Valuable But Not Indispensable

This essay, by SMC Founder and Director Jane Mattes,  originally appeared as  part of the NY Times feature, “Room For Debate: What are Fathers For” on June 3rd:

As more women are graduating from college and are able to provide a sufficient income to support a family, it is no longer necessary for them to marry in order to support a child.  After looking for a partner for many years – or not, in a few cases – some have decided that they would prefer to have a child on their own rather than settle for a man who isn’t likely to be a good and loving husband or parent. We are called single mothers by choice.

Some skeptics immediately ask: “Can a child be raised well without a dad?”  We probably would all agree that a child needs at least one consistent, stable and mature parent who can be loving and is able to set limits.  This could be a single mother or a single father. The real issue is not the gender of the parents or the number of parents. It’s the ability to parent.

Many fathers play an important and positive role in their families. But we all know some fathers (like some mothers) who are not able to be good parents, and some of us even know fathers who can be destructive or abusive.  I’m a psychotherapist, and as I help people deal with their issues I often hear about the damage done by problematic parents.

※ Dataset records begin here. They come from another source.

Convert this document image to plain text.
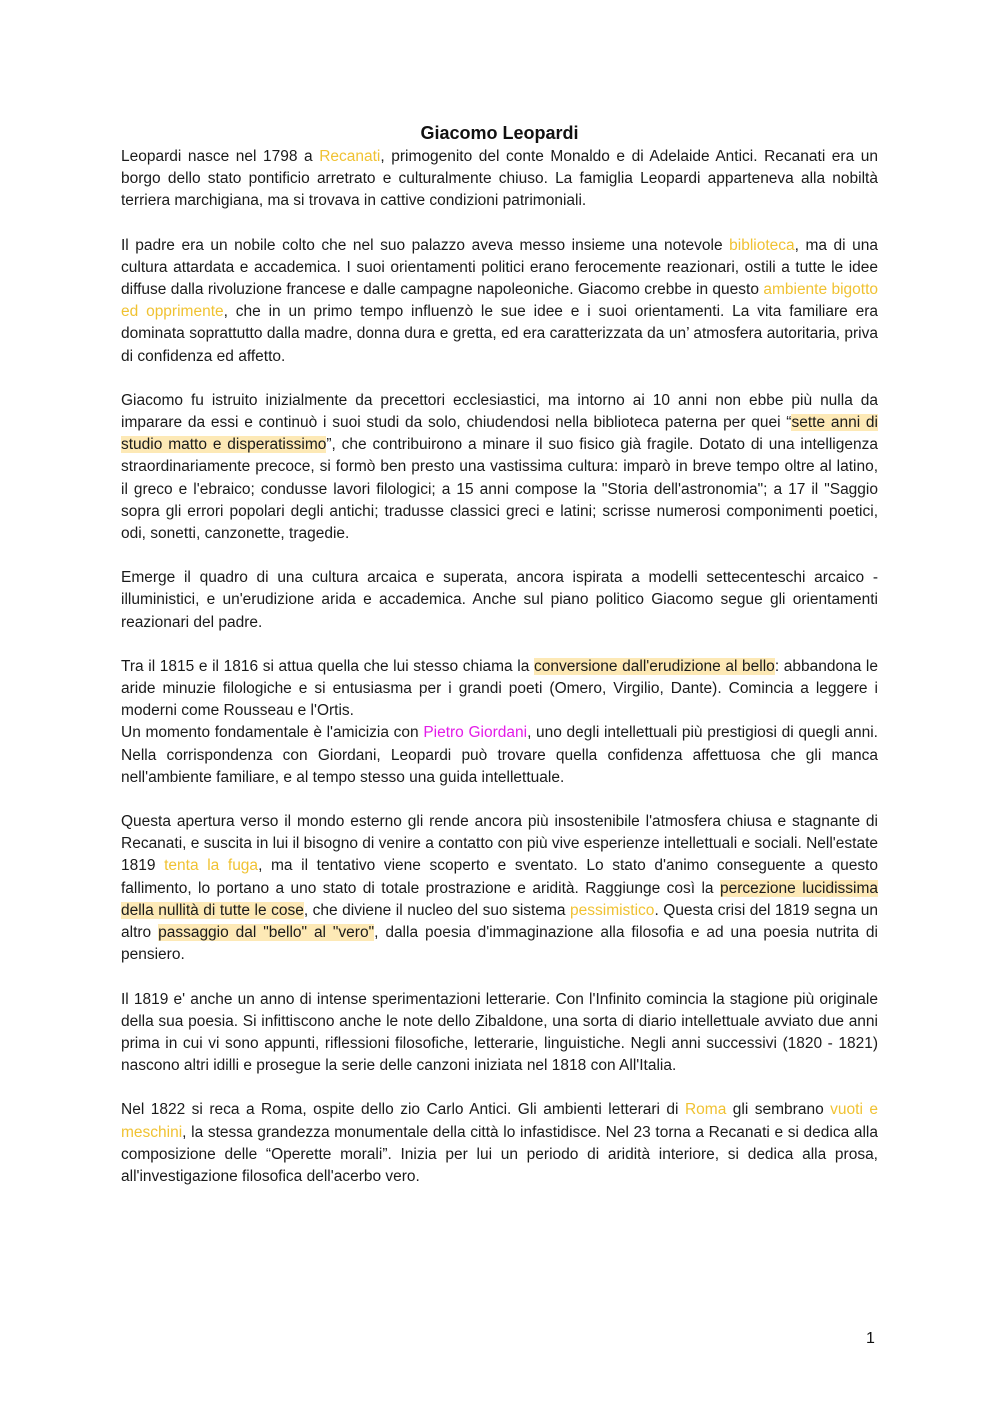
Giacomo Leopardi

Leopardi nasce nel 1798 a Recanati, primogenito del conte Monaldo e di Adelaide Antici. Recanati era un borgo dello stato pontificio arretrato e culturalmente chiuso. La famiglia Leopardi apparteneva alla nobiltà terriera marchigiana, ma si trovava in cattive condizioni patrimoniali.

Il padre era un nobile colto che nel suo palazzo aveva messo insieme una notevole biblioteca, ma di una cultura attardata e accademica. I suoi orientamenti politici erano ferocemente reazionari, ostili a tutte le idee diffuse dalla rivoluzione francese e dalle campagne napoleoniche. Giacomo crebbe in questo ambiente bigotto ed opprimente, che in un primo tempo influenzò le sue idee e i suoi orientamenti. La vita familiare era dominata soprattutto dalla madre, donna dura e gretta, ed era caratterizzata da un’ atmosfera autoritaria, priva di confidenza ed affetto.

Giacomo fu istruito inizialmente da precettori ecclesiastici, ma intorno ai 10 anni non ebbe più nulla da imparare da essi e continuò i suoi studi da solo, chiudendosi nella biblioteca paterna per quei “sette anni di studio matto e disperatissimo”, che contribuirono a minare il suo fisico già fragile. Dotato di una intelligenza straordinariamente precoce, si formò ben presto una vastissima cultura: imparò in breve tempo oltre al latino, il greco e l'ebraico; condusse lavori filologici; a 15 anni compose la "Storia dell'astronomia"; a 17 il "Saggio sopra gli errori popolari degli antichi; tradusse classici greci e latini; scrisse numerosi componimenti poetici, odi, sonetti, canzonette, tragedie.

Emerge il quadro di una cultura arcaica e superata, ancora ispirata a modelli settecenteschi arcaico - illuministici, e un'erudizione arida e accademica. Anche sul piano politico Giacomo segue gli orientamenti reazionari del padre.

Tra il 1815 e il 1816 si attua quella che lui stesso chiama la conversione dall'erudizione al bello: abbandona le aride minuzie filologiche e si entusiasma per i grandi poeti (Omero, Virgilio, Dante). Comincia a leggere i moderni come Rousseau e l'Ortis.

Un momento fondamentale è l'amicizia con Pietro Giordani, uno degli intellettuali più prestigiosi di quegli anni. Nella corrispondenza con Giordani, Leopardi può trovare quella confidenza affettuosa che gli manca nell'ambiente familiare, e al tempo stesso una guida intellettuale.

Questa apertura verso il mondo esterno gli rende ancora più insostenibile l'atmosfera chiusa e stagnante di Recanati, e suscita in lui il bisogno di venire a contatto con più vive esperienze intellettuali e sociali. Nell'estate 1819 tenta la fuga, ma il tentativo viene scoperto e sventato. Lo stato d'animo conseguente a questo fallimento, lo portano a uno stato di totale prostrazione e aridità. Raggiunge così la percezione lucidissima della nullità di tutte le cose, che diviene il nucleo del suo sistema pessimistico. Questa crisi del 1819 segna un altro passaggio dal "bello" al "vero", dalla poesia d'immaginazione alla filosofia e ad una poesia nutrita di pensiero.

Il 1819 e' anche un anno di intense sperimentazioni letterarie. Con l'Infinito comincia la stagione più originale della sua poesia. Si infittiscono anche le note dello Zibaldone, una sorta di diario intellettuale avviato due anni prima in cui vi sono appunti, riflessioni filosofiche, letterarie, linguistiche. Negli anni successivi (1820 - 1821) nascono altri idilli e prosegue la serie delle canzoni iniziata nel 1818 con All'Italia.

Nel 1822 si reca a Roma, ospite dello zio Carlo Antici. Gli ambienti letterari di Roma gli sembrano vuoti e meschini, la stessa grandezza monumentale della città lo infastidisce. Nel 23 torna a Recanati e si dedica alla composizione delle “Operette morali”. Inizia per lui un periodo di aridità interiore, si dedica alla prosa, all'investigazione filosofica dell'acerbo vero.

1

Children are wonderfully talented at weaving a tapestry for themselves with threads from various influential people in their lives: teachers, grandparents, clergy, friends, coaches.  And they can make a beautiful life, regardless of whether their biological father is one of the threads.

A good, loving man absolutely can be a real asset to a family, but he doesn’t have to be the biological father of the child in order to have that positive influence.  The organization I founded, Single Mothers by Choice, is more than 30 years old now. We have seen a generation of our children grow up – and turn out just fine.